Hayatımız boyunca "bizim" dediğimiz sesimizi, hep başkalarından farklı duyuyoruz. Ne büyük bir aldatmaca, öyle değil mi?
Bunu da ilk kez, sesimizi kaydedip, dinlediğimizde "ıyyyhh benim sesim böyle değil ki!" diye isyan ederken fark ediyoruz. Daha doğrusu, fark etmiyoruz da "hayır benim sesim burada çok kötü çıkmış" diye red ediyoruz. Bunun sebebi için şuraya bir tıklayın hatta sonra sağ klik yapıp, çıkan mesaja gülün, konumuzla alakalı olmasa da.
Yani sesimiz dediğimiz en bizden olan şeyi bile başka herkesten farklı duyuyorsak; dünyada ölümden başkası yalan diyebilir miyim? Düşünsenize, yanlış kelimeler seçmiş olmayı, davranışlarımızın yanlış anlaşılmasını geçtim; sesimiz bile başka duyuluyor be! Her konuştuğumuzda, verdiğimizi sandığımız ses, diğerleri tarafından başka türlü alınıyor.

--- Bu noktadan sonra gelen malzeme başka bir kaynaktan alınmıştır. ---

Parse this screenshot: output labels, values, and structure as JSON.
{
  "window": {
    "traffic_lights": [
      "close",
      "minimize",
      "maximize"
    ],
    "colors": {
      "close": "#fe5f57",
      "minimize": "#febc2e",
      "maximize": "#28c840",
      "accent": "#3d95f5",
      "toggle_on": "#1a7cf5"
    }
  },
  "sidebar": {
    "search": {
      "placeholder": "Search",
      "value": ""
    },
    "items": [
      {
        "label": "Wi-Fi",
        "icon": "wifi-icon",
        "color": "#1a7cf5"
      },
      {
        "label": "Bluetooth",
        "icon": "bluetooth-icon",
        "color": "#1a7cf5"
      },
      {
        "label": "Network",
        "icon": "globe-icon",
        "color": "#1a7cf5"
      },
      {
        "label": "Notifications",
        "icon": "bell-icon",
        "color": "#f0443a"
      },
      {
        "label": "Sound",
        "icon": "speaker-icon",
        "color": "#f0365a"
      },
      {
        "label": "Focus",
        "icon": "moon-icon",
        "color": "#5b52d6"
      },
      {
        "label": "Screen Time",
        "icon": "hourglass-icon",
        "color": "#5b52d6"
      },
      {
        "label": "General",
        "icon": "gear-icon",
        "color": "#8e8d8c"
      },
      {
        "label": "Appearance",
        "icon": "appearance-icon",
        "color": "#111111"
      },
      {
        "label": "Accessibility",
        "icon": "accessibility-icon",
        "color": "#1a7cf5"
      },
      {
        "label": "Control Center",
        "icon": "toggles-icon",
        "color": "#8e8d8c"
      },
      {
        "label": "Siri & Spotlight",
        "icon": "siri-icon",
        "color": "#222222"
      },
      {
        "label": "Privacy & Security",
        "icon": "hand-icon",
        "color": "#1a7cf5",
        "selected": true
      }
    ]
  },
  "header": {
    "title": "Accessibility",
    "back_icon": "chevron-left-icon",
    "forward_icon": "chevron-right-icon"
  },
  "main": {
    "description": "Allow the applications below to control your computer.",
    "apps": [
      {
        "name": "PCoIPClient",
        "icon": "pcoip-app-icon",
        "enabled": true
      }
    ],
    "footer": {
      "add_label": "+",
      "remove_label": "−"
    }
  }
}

Diyeceğim şu ki; çok ciddiye almamak lazım hayatı, insanları, özellikle de kendimizi. Öyle ince bir çizgi var ki; hayat-ölüm, varlık-yokluk, gerçek-yalan, doğru-yanlış arasında. Bir adımda hop kendisini öbür tarafta buluveriyor insan. "Çizgilere basmadan yürümeye çalışan insanlardan" olmayalım ama çizgiyi aşmayacağım diye eziyet de etmeyelim kendimize.
Sesimiz bile bizi kandırırken, bırakalım, ruhumuz özgür olsun, istediği gibi dolansın. Hayatımızı, insanlara, olaylara, başımıza gelenlere, öğretilen, dayatılan zincirlerimize bağlamadan, geldiği gibi yaşayalım gitsin, işte.